# Adjusting my driver



## sulgolf (Dec 8, 2019)

Hi guys, recently copped a Lynx Predator driver, and I wanna adjust the loft as it’s not quite right, how do I go about doing that, it looks like a fairly simple set up but just wanna clarify how to do it?
Cheers


----------



## duncan mackie (Dec 9, 2019)

If it's on an adjustable adapter you simply unscrew the adapter, rotated head as required and indicated, re torque the screw using the tool provided (or with care and a torx bit if that's what you are using.


----------



## casuk (Dec 9, 2019)

Also when tightening the screw keep turning until you hear it click that will be it locked it place,


----------



## duncan mackie (Dec 9, 2019)

casuk said:



			Also when tightening the screw keep turning until you hear it click that will be it locked it place,
		
Click to expand...

It's not really locked - the click is simply the torque setting of the tool, designed primarily to ensure that the (lightweight) adapter screw and thead aren't damaged.
More a case of if you tighten it correctly (to that torque) without any foreign matter present etc - it shouldn't come undone....


----------



## SwingsitlikeHogan (Dec 9, 2019)

How do these adjustable heads work.  So you rotate the clubhead and clearly that makes it either open or closed relative to where it started.  Do you just then grip it so it's square - and that's it?  I just can't picture in my head how the lofting up/down then works.  Guess it just does.


----------



## Kennysarmy (Dec 9, 2019)

And do it over a carpet or grass in case the head comes off the shaft, I did an old TM driver once over my patio and the head fell from my grip and put a nice ding in it


----------



## Lord Tyrion (Dec 9, 2019)

casuk said:



			Also when tightening the screw keep turning until you hear it click that will be it locked it place,
		
Click to expand...

Always a scary moment.

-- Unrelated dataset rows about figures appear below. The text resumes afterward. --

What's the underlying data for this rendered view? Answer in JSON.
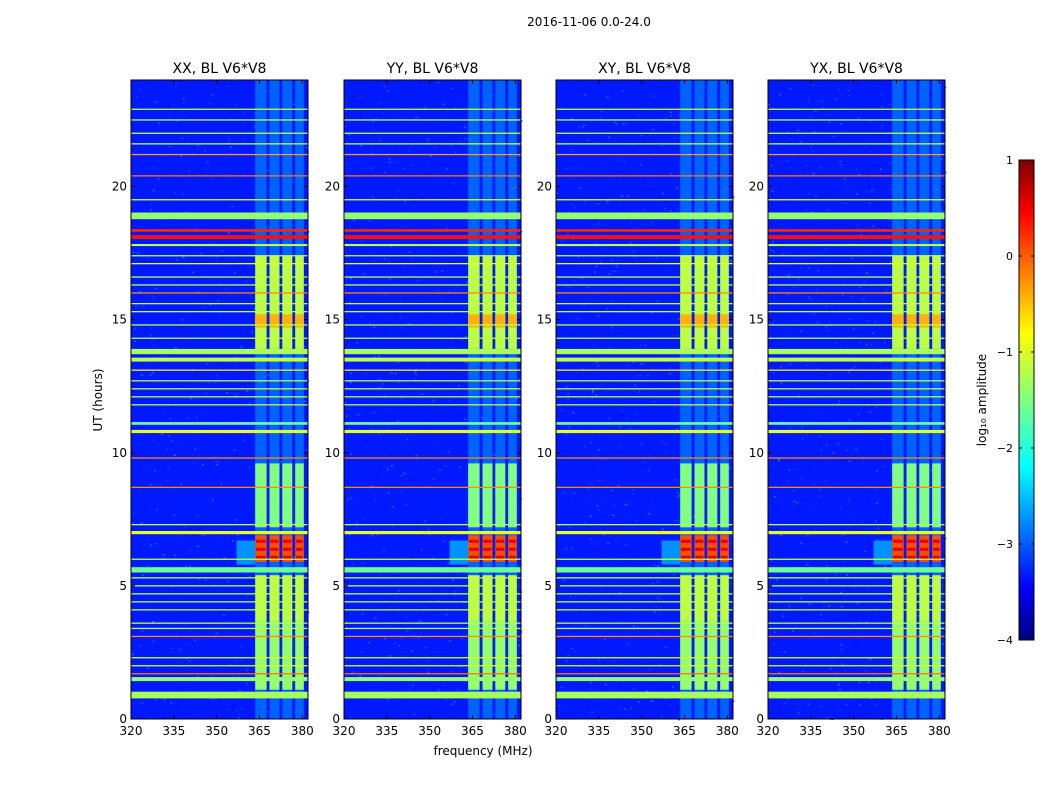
{
  "figure_title": "2016-11-06 0.0-24.0",
  "colors": {
    "band_blue": "#1030d8",
    "axis": "#000000",
    "background": "#ffffff"
  },
  "chart_data": {
    "type": "heatmap",
    "title": "2016-11-06 0.0-24.0",
    "xlabel": "frequency (MHz)",
    "ylabel": "UT (hours)",
    "xlim": [
      320,
      382
    ],
    "ylim": [
      0,
      24
    ],
    "xticks": [
      320,
      335,
      350,
      365,
      380
    ],
    "yticks": [
      0,
      5,
      10,
      15,
      20
    ],
    "panels": [
      {
        "title": "XX, BL V6*V8",
        "polarization": "XX"
      },
      {
        "title": "YY, BL V6*V8",
        "polarization": "YY"
      },
      {
        "title": "XY, BL V6*V8",
        "polarization": "XY"
      },
      {
        "title": "YX, BL V6*V8",
        "polarization": "YX"
      }
    ],
    "colorbar": {
      "label": "log₁₀ amplitude",
      "range": [
        -4,
        1
      ],
      "ticks": [
        "1",
        "0",
        "−1",
        "−2",
        "−3",
        "−4"
      ],
      "colormap": "jet"
    },
    "bright_region_mhz": [
      363.5,
      380
    ],
    "bright_columns_mhz": [
      [
        363.5,
        367.5
      ],
      [
        368.5,
        372
      ],
      [
        373,
        376.5
      ],
      [
        377.5,
        380.5
      ]
    ],
    "horizontal_bands": [
      {
        "ut": 0.9,
        "level": -1.3,
        "thickness": 0.25
      },
      {
        "ut": 1.5,
        "level": -1.4,
        "thickness": 0.15
      },
      {
        "ut": 1.7,
        "level": -0.2,
        "thickness": 0.05
      },
      {
        "ut": 2.0,
        "level": -1.1,
        "thickness": 0.05
      },
      {
        "ut": 2.3,
        "level": -1.1,
        "thickness": 0.05
      },
      {
        "ut": 3.1,
        "level": -0.3,
        "thickness": 0.05
      },
      {
        "ut": 3.4,
        "level": -1.2,
        "thickness": 0.05
      },
      {
        "ut": 3.6,
        "level": -1.2,
        "thickness": 0.05
      },
      {
        "ut": 4.1,
        "level": -1.2,
        "thickness": 0.05
      },
      {
        "ut": 4.4,
        "level": -1.2,
        "thickness": 0.05
      },
      {
        "ut": 4.7,
        "level": -1.2,
        "thickness": 0.05
      },
      {
        "ut": 5.0,
        "level": -1.2,
        "thickness": 0.05
      },
      {
        "ut": 5.3,
        "level": -1.2,
        "thickness": 0.05
      },
      {
        "ut": 5.6,
        "level": -1.6,
        "thickness": 0.2
      },
      {
        "ut": 6.0,
        "level": -1.2,
        "thickness": 0.05
      },
      {
        "ut": 7.0,
        "level": -1.0,
        "thickness": 0.12
      },
      {
        "ut": 7.3,
        "level": -1.2,
        "thickness": 0.05
      },
      {
        "ut": 8.7,
        "level": -0.3,
        "thickness": 0.05
      },
      {
        "ut": 9.8,
        "level": -0.3,
        "thickness": 0.05
      },
      {
        "ut": 10.8,
        "level": -1.0,
        "thickness": 0.12
      },
      {
        "ut": 11.1,
        "level": -1.6,
        "thickness": 0.1
      },
      {
        "ut": 11.8,
        "level": -1.2,
        "thickness": 0.05
      },
      {
        "ut": 12.1,
        "level": -1.2,
        "thickness": 0.05
      },
      {
        "ut": 12.4,
        "level": -1.2,
        "thickness": 0.05
      },
      {
        "ut": 12.7,
        "level": -1.2,
        "thickness": 0.05
      },
      {
        "ut": 13.1,
        "level": -0.8,
        "thickness": 0.05
      },
      {
        "ut": 13.5,
        "level": -1.2,
        "thickness": 0.15
      },
      {
        "ut": 13.8,
        "level": -1.3,
        "thickness": 0.2
      },
      {
        "ut": 14.3,
        "level": -1.2,
        "thickness": 0.05
      },
      {
        "ut": 14.8,
        "level": -1.2,
        "thickness": 0.05
      },
      {
        "ut": 15.3,
        "level": -1.2,
        "thickness": 0.05
      },
      {
        "ut": 15.6,
        "level": -1.2,
        "thickness": 0.05
      },
      {
        "ut": 16.0,
        "level": -0.3,
        "thickness": 0.05
      },
      {
        "ut": 16.3,
        "level": -1.2,
        "thickness": 0.05
      },
      {
        "ut": 16.6,
        "level": -1.2,
        "thickness": 0.05
      },
      {
        "ut": 17.1,
        "level": -1.0,
        "thickness": 0.05
      },
      {
        "ut": 17.4,
        "level": -1.2,
        "thickness": 0.05
      },
      {
        "ut": 17.8,
        "level": -1.2,
        "thickness": 0.08
      },
      {
        "ut": 18.1,
        "level": 0.3,
        "thickness": 0.15
      },
      {
        "ut": 18.35,
        "level": 0.2,
        "thickness": 0.1
      },
      {
        "ut": 18.9,
        "level": -1.4,
        "thickness": 0.25
      },
      {
        "ut": 19.5,
        "level": -1.0,
        "thickness": 0.05
      },
      {
        "ut": 20.4,
        "level": -0.2,
        "thickness": 0.05
      },
      {
        "ut": 21.2,
        "level": -0.4,
        "thickness": 0.05
      },
      {
        "ut": 21.6,
        "level": -1.2,
        "thickness": 0.05
      },
      {
        "ut": 22.0,
        "level": -1.2,
        "thickness": 0.05
      },
      {
        "ut": 22.5,
        "level": -1.2,
        "thickness": 0.05
      },
      {
        "ut": 22.9,
        "level": -1.2,
        "thickness": 0.05
      }
    ]
  }
}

It feels as though you are going to snap it off but then you hear the click, OP it is substantial, and you can exhale and breathe properly again.


----------



## clubchamp98 (Dec 9, 2019)

SwingsitlikeHogan said:



			How do these adjustable heads work.  So you rotate the clubhead and clearly that makes it either open or closed relative to where it started.  Do you just then grip it so it's square - and that's it?  I just can't picture in my head how the lofting up/down then works.  Guess it just does.
		
Click to expand...

I think the Cobra one can adjust the loft without opening or closing the face.
Sure I saw it somewhere.
Not a fan of adjustable heads really ,as only one setting suits you so the real value is when you sell it on at least your buyer can set it to his swing.
Have adjusted mine and it looks no different might on a robot but not me.


----------



## Maninblack4612 (Dec 9, 2019)

SwingsitlikeHogan said:



			How do these adjustable heads work.  So you rotate the clubhead and clearly that makes it either open or closed relative to where it started.  Do you just then grip it so it's square - and that's it?  I just can't picture in my head how the lofting up/down then works.  Guess it just does.
		
Click to expand...

The adapter has a bend in it so that if you turn it a certain way the loft is reduced & vice versa. Most don't  do anything to the face angle. The ones which adjust the face angle are a waste of time. If you put the club flat on the ground, then grip the club, fair enough, but if you orient the face by adjusting your grip then you effectively negate any built in face angle adjustment.


----------



## jim8flog (Dec 9, 2019)

SwingsitlikeHogan said:



			How do these adjustable heads work.  So you rotate the clubhead and clearly that makes it either open or closed relative to where it started.  Do you just then grip it so it's square - and that's it?  I just can't picture in my head how the lofting up/down then works.  Guess it just does.
		
Click to expand...


Take a look at the adapter. It has a 'cam' in the middle between the head and the shaft which sits on a ring inside the hosel. Clever bit of engineering really as it is slight more complicated design. With Titleist adapters they use two rings and it gets out of the opening and closing the clubface when the loft is altered if you do not want it to. Many more settings than the TM ones.


----------



## jim8flog (Dec 9, 2019)

Ps it is important to match the tool to the head 

The old silver TM adapters have a lower torque setting compared to the white ones.


----------